“Like Alaïa, The Row stands in its own completeness,” writes Dean Mayo Davies of Mary-Kate and Ashley Olsen’s simple yet uncompromising brand
78 per cent cashmere, 14 per cent silk, three per cent wool, two per cent camel hair (and three per cent other, out of necessity). So reads the care tag on The Row’s Autumn/Winter 2019 ‘Mance’ coat. The colour is sand and it’s a pull-on turtleneck style in textured cashmere and silk bouclé, with a tunic silhouette. It has side-seam pockets and a back storm flap. It stops a flick short of the floor and costs the same as a small car. But, if you’re familiar with the Tracey Emin work Sometimes the Dress is Worth More Money than the Money, sometimes it is.
If you like clothes, you probably are romantic: you are here reading this, after all. Though perhaps ‘fanatic’ is the more tangible term. Being fanatical about details, visual language, the rush of wearing something created with love by a team of people who are just as inflicted. And, in the end, about the resulting joy that emanates from feeling good.
The Row, it’s safe to say, is nothing but fanatical. It has been ever since Mary-Kate and Ashley Olsen rolled up the limo window on their acting career, launching one of the most sure-footed collections around, a long way from the child movie stars of It Takes Two who worked solidly from babies until the age of 18. Calling their brand after the most fastidious menswear strip in the world, Savile Row, they blew smoke rings around any dilettante chatter, establishing a business that has flourished by never having heard the word ‘compromise’. The Row’s Margaux 10 Bag in hunter-green alligator is priced on par with an exotic Hermès. Or a classic Bentley. Should you need to carry either your belongings or yourself.
“The Row was established in 2006 by Ashley Olsen and Mary-Kate Olsen,” declares the New York-based house on its website. “Focusing on exceptional fabrics, impeccable details, and precise tailoring, the house combines a timeless perspective with subtle attitudes which form an irreverent classic signature. The Row’s collections also explore the strength of simplistic shapes that speak to discretion and are based on uncompromising quality.” This is pretty much the extent of its communication. When you know you’ve got integrity, any elaboration is pollution.

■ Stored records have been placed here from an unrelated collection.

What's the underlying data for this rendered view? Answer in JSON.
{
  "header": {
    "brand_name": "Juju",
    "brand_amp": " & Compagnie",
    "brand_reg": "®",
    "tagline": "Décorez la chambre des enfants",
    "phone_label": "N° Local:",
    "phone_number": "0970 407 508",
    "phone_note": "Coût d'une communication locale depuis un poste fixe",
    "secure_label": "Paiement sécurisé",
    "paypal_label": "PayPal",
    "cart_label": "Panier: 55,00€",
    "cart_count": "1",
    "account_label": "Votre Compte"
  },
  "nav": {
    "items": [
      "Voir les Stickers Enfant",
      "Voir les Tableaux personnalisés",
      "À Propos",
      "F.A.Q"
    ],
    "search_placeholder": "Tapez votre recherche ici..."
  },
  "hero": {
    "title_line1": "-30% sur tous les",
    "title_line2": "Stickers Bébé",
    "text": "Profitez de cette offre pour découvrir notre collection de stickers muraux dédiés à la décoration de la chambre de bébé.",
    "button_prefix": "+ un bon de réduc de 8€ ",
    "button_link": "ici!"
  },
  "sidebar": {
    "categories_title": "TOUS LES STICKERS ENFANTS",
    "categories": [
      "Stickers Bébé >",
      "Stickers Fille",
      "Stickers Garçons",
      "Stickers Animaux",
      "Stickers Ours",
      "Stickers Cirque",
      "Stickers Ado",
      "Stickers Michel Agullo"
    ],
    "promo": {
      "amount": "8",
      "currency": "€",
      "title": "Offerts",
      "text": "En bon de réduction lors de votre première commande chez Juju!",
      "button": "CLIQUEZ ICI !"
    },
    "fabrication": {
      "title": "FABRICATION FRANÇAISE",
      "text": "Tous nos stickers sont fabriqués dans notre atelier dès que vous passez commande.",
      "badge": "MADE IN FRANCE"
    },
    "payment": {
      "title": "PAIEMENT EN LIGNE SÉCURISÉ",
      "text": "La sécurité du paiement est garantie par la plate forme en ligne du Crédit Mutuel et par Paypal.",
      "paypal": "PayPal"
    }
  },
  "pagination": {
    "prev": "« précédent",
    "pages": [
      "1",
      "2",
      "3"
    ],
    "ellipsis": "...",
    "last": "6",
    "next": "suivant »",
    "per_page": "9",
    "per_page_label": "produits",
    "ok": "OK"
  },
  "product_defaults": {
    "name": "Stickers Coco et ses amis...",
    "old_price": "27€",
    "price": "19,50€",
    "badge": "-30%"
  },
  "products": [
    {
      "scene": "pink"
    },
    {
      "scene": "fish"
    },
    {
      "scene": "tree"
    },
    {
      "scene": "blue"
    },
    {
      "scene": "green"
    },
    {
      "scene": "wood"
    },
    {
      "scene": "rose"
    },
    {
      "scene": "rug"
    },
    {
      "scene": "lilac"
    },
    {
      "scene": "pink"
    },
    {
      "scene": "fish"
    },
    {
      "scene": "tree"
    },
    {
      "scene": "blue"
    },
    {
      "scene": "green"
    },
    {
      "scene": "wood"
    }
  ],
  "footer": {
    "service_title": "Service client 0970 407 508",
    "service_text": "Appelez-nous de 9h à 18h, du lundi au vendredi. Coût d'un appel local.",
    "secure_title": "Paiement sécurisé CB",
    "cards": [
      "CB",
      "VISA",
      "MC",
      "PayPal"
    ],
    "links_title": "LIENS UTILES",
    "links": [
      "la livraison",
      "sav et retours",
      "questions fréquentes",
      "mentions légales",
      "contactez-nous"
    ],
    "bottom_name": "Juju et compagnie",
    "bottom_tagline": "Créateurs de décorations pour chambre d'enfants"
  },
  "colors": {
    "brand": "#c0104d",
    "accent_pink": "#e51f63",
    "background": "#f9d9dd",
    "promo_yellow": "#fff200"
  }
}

Here, getting dressed is about personal pleasure, with just a piquant spike of otherness. The Row is classic in the same way a martini is: an entire glass of vodka, with just an atomiser-spritz of vermouth. As one fan, a London-based writer and editor in her thirties explained: “I wouldn’t say The Row is necessarily always easy, in the way that timelessly elegant things can sometimes be. It’s super polished, but it’s got teeth. It’s like this ascetic, monastic and Puritan wardrobe that’s also wildly indulgent and sensual at the same time.”
What began as Ashley’s pursuit of creating the perfect white T-shirt spiralled into a collection. It does its work interchangeably in navy, ivory, cream, grey and black, foreign from the shining ubiquity of a particular season. Like Alaïa – let that achievement sink in – The Row stands in its own completeness, with the brevity of a personal life trousseau. In its mind there are no other clothes.
In 2008, Lauren Hutton, legendary as an embodiment of understated style, modelled for the brand. “I saw the clothes, and they were wonderful, real simple, minimalist designs,” the American supermodel told the LA Times. “I think at that time I was 63.” A friend ever since, she enthused to American Vogue that “I live in it... It’s beautifully tailored in a modern way. It just fits, chicly.” Chicly means cutting jackets like Paris couture, to make your arms look thinner and longer.
Perhaps more than any other brand The Row is contextualised by what jewellery it is worn with. And you get the feeling this is where the Olsens really have fun.
A vintage, old European cut diamond Boucheron ring, 1.80 carats, is for sale as part of The Row’s Galerie, a hand-selected series of objects that elaborates on the sisters’ desires. (Their favoured diamonds tend to be old European.) Remarkably, despite all the investment in the clothing, there’s a sense real shopping is done at Paris’ Galerie Patrick Seguin or Jacques Lacoste, collecting legendary French design from the deco/modernist era. Sit down at The Row’s New York or (award-winning) LA store and it’ll be on a Pierre Jeanneret chair or Jean Prouvé bed. The Row’s forthcoming London shop, their first in Europe, will take over the old Timothy Taylor gallery at Carlos Place. So consistent is their vision, it’s like being asphyxiated by good taste. Flawless and never boring.
Who wears a £10,000 polo neck, you might ask? That kind of privacy runs masterfully deep. Of course, it’s not all about that coat, but to someone out there, it will be. Until they’ve finally acquired that distinguished Jean-Michel Frank piece. Or Jean Dunand. Perhaps only then The Row truly becomes a life uniform: something beautiful you don’t have to think about, as your mind wanders elsewhere. Luxury, without the responsibility.